The FBI has exerted tremendous political pressure, year after year, to make sure that Peltier stays in prison as a symbol of its victory over the American Indian Movement. In essence, Peltier represents everything that the FBI has tried to repress and silence for decades on end. Throughout the 1960s and early 70s, the FBI's COINTELPRO program specifically targeted the American Indian Movement-- among many other political organizations--for annihilation. 

Peltier is a direct casualty of the ongoing American war on political dissidents. Despite his circumstances, he has transcended hopelessness by becoming a prolific poet, author, painter and peace activist. His resilience and grace in the face of such suffering is an inspiration to us all.
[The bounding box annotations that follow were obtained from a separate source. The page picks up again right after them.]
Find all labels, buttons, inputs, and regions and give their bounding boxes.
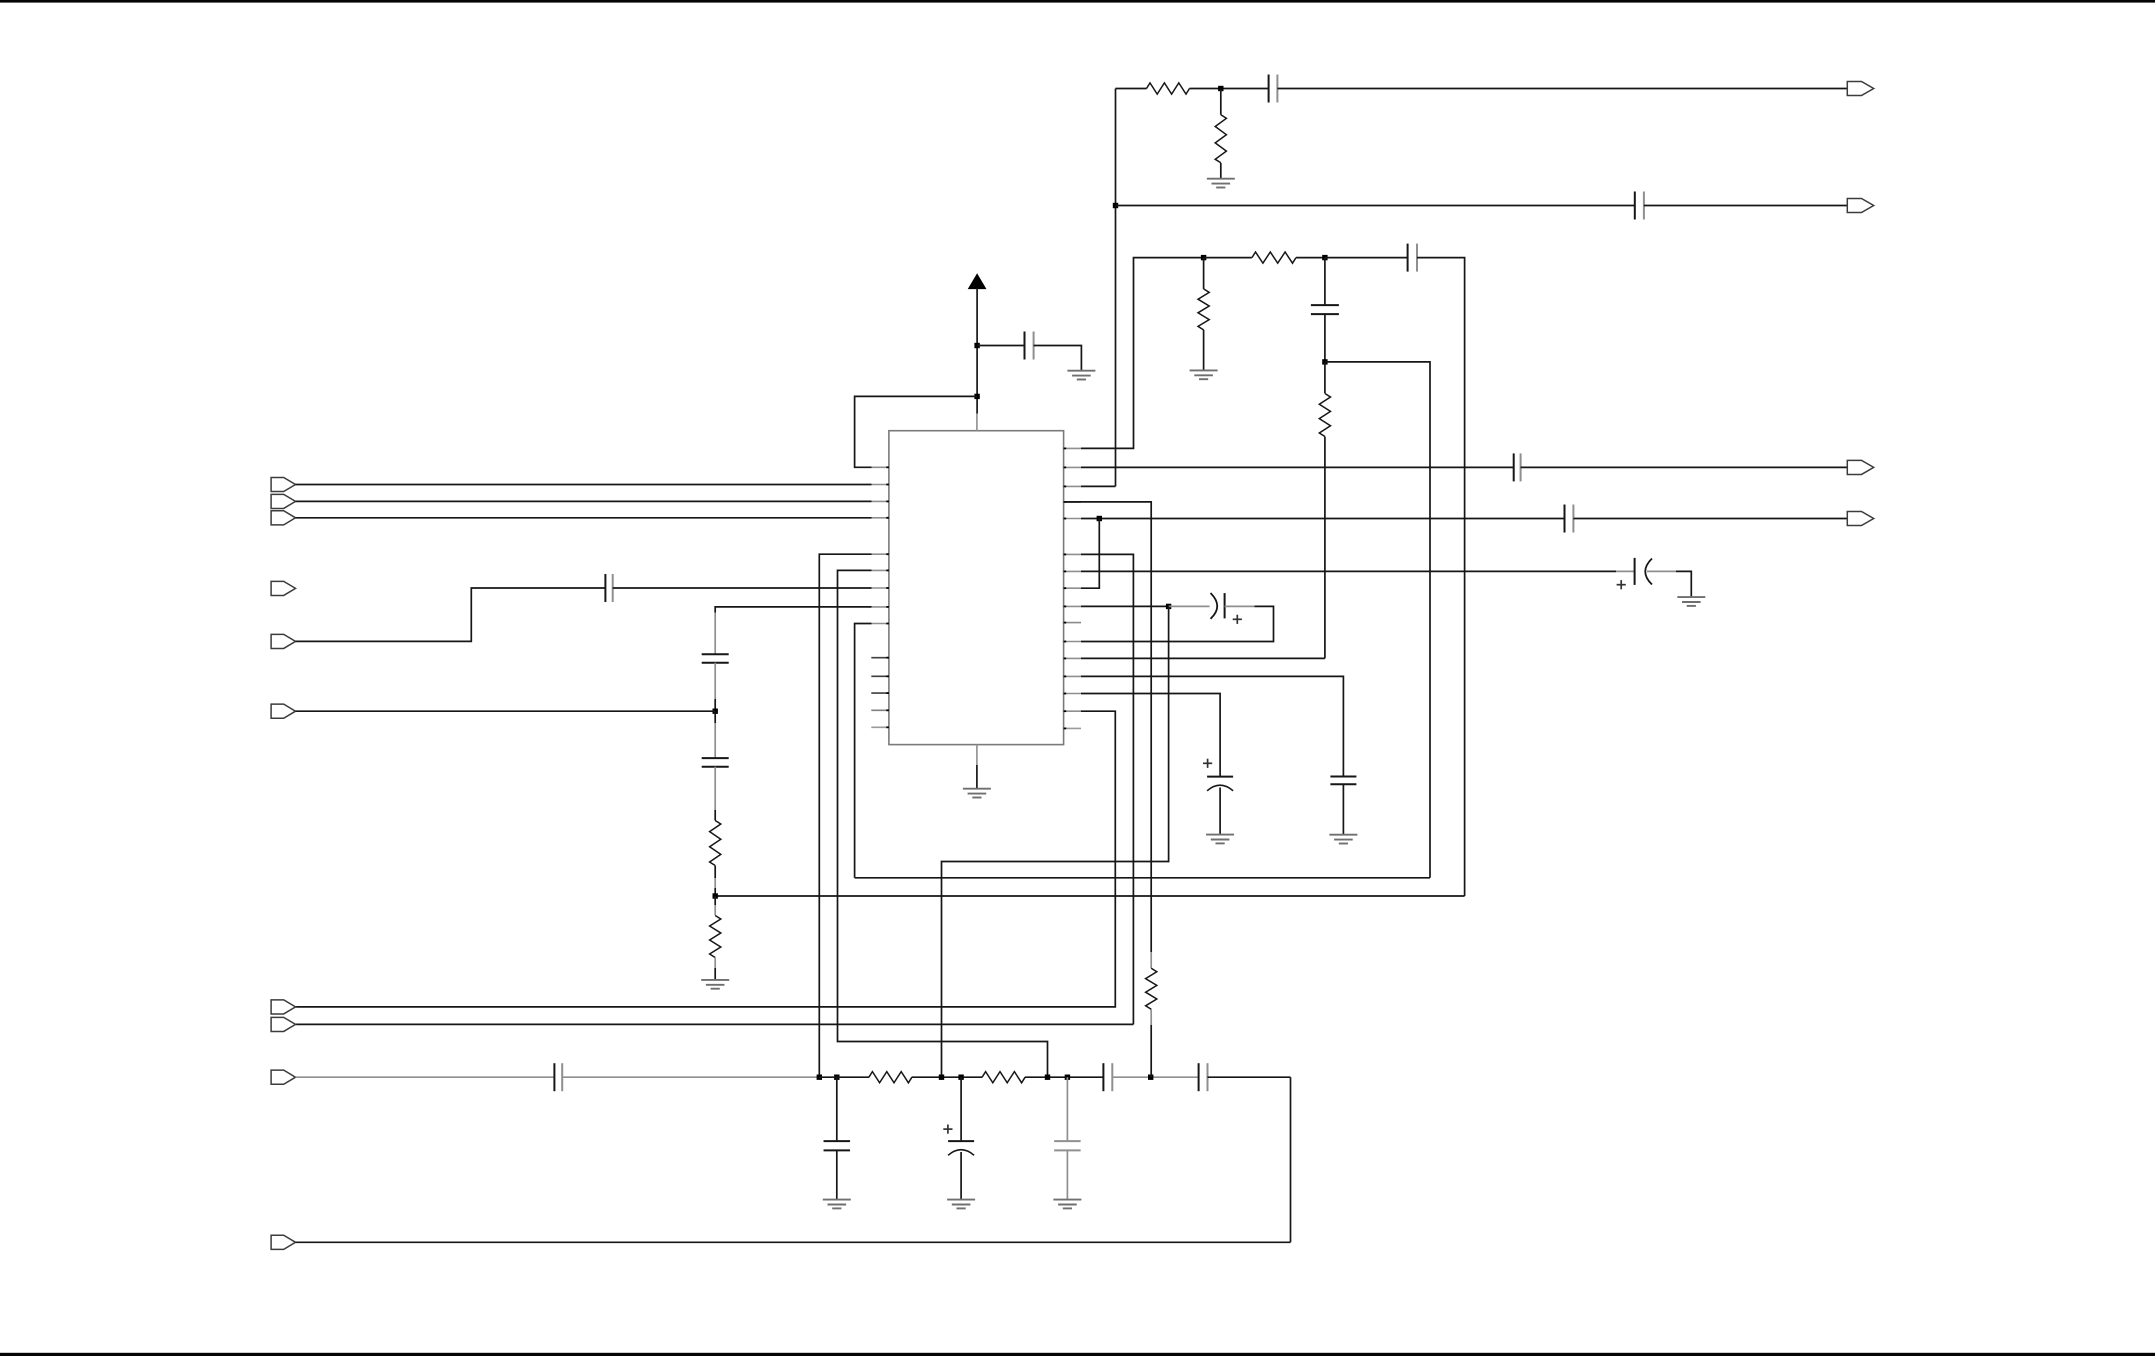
wire loop bottom B	[715, 895, 1464, 897]
wire corner down to P10 line	[1290, 1077, 1292, 1242]
plus label C13	[1203, 759, 1212, 768]
node pin5R junction	[1097, 516, 1102, 521]
IC U1 left pin stubs	[871, 467, 889, 727]
wire C16 to ground	[836, 1150, 838, 1199]
connector P3	[271, 511, 295, 525]
capacitor C2	[1635, 192, 1644, 220]
wire P1 to pin2L	[296, 484, 872, 486]
wire C20 to corner	[1208, 1076, 1291, 1078]
wire bottom seg b	[912, 1076, 983, 1078]
wire C5 to loop right	[1417, 258, 1465, 896]
wire net1 bottom to pin3R	[1081, 485, 1116, 487]
node net3 junction B	[1322, 255, 1327, 260]
wire pin5R to pin8R loop	[1081, 519, 1099, 589]
wire C8 exit gray segment	[1647, 570, 1676, 572]
capacitor C10	[605, 574, 612, 602]
wire C13 to ground	[1219, 788, 1221, 835]
wire pin9L down	[855, 624, 872, 878]
capacitor C5	[1408, 244, 1417, 272]
bottom border bar	[0, 1353, 2155, 1356]
capacitor C15	[554, 1063, 562, 1091]
node divider junction	[713, 893, 718, 898]
node bottom junction 6	[1065, 1075, 1070, 1080]
wire net3 A to R3	[1204, 257, 1252, 259]
capacitor C16	[824, 1077, 851, 1150]
connector P14	[1847, 511, 1873, 525]
wire pin7R to C8	[1081, 570, 1616, 572]
wire C9 loop gray segment	[1225, 605, 1255, 607]
connector P12	[1847, 198, 1873, 212]
node bottom junction 7	[1148, 1075, 1153, 1080]
ground G8	[701, 980, 729, 989]
wire loop bottom A	[855, 877, 1430, 879]
wire P9 to C15	[296, 1076, 555, 1078]
wire IC bottom pin to ground	[976, 765, 978, 789]
wire net1 top	[1116, 88, 1147, 90]
wire P5 riser	[296, 588, 606, 641]
ground G6	[1206, 835, 1234, 844]
wire C14 to ground	[1342, 784, 1344, 835]
wire pin6R down	[1081, 554, 1133, 1024]
capacitor C12	[702, 711, 729, 767]
resistor R7	[710, 896, 721, 980]
wire P6 to column	[296, 710, 716, 712]
connector P5	[271, 634, 295, 648]
wire C7 to output P14	[1573, 518, 1847, 520]
ground G7	[1329, 835, 1357, 844]
plus label C9	[1233, 615, 1242, 624]
ground G1	[1207, 179, 1235, 188]
connector P9	[271, 1070, 295, 1084]
wire VCC junction to pin1L	[855, 396, 978, 467]
wire R1 to C1	[1190, 88, 1269, 90]
ground G2	[1190, 370, 1218, 379]
wire P2 to pin3L	[296, 500, 872, 502]
capacitor C1	[1269, 75, 1278, 103]
node VCC junction 1	[974, 343, 979, 348]
wire R3 to junction B	[1296, 257, 1325, 259]
resistor R4	[1198, 258, 1209, 371]
resistor R10	[982, 1072, 1025, 1083]
wire pin5R to C7	[1081, 518, 1565, 520]
wire C9 loop to pin11R	[1081, 606, 1274, 641]
capacitor C14	[1330, 777, 1356, 785]
capacitor C11	[702, 654, 729, 663]
wire R8 head gray	[1150, 952, 1152, 968]
node pin9R junction	[1166, 604, 1171, 609]
node bottom junction 5	[1045, 1075, 1050, 1080]
capacitor C7	[1565, 505, 1574, 533]
resistor R9	[869, 1072, 912, 1083]
resistor R2	[1215, 89, 1226, 179]
capacitor C18	[1054, 1077, 1081, 1150]
node bottom junction 2	[834, 1075, 839, 1080]
wire P3 to pin4L	[296, 517, 872, 519]
resistor R5	[1319, 362, 1330, 659]
wire pin9R net down	[942, 606, 1169, 1077]
wire column lead gray a	[714, 613, 716, 655]
capacitor C4	[1025, 332, 1034, 360]
connector P8	[271, 1017, 295, 1031]
node net2 junction	[1113, 203, 1118, 208]
wire junction B to C5	[1325, 257, 1408, 259]
plus label C17	[943, 1125, 952, 1134]
ground G10	[947, 1200, 975, 1209]
ground G5	[1677, 597, 1705, 606]
wire pin13R to C14	[1081, 676, 1343, 776]
wire C8 entry gray segment	[1616, 570, 1635, 572]
top border bar	[0, 0, 2155, 3]
wire pin4R down	[1064, 502, 1152, 952]
wire C18 to ground	[1066, 1150, 1068, 1199]
wire bottom seg d	[1112, 1076, 1198, 1078]
connector P10	[271, 1235, 295, 1249]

We cannot let Peltier die in prison. This victory cannot be handed over to the forces of darkness that want to extinguish his spirit.

 

 

 

 

 

Silja J.A. Talvi is an investigative journalist, essayist and author of several books and book anthology contributions. Talvi received 18 national and regional journalism awards in the U.S., including a national PASS literary award for "Women Behind Bars: The Crisis of Women in the U.S. Prison System (Seal Press/Perseus 2007). Talvi was forced to flee her home in Jan. 2010 after repeated civil rights violations and police abuse while researching a book on supermaximum prisons, torture in American detention facilities, as well as the existence of secretive prison units in the U.S. She now lives in Finland.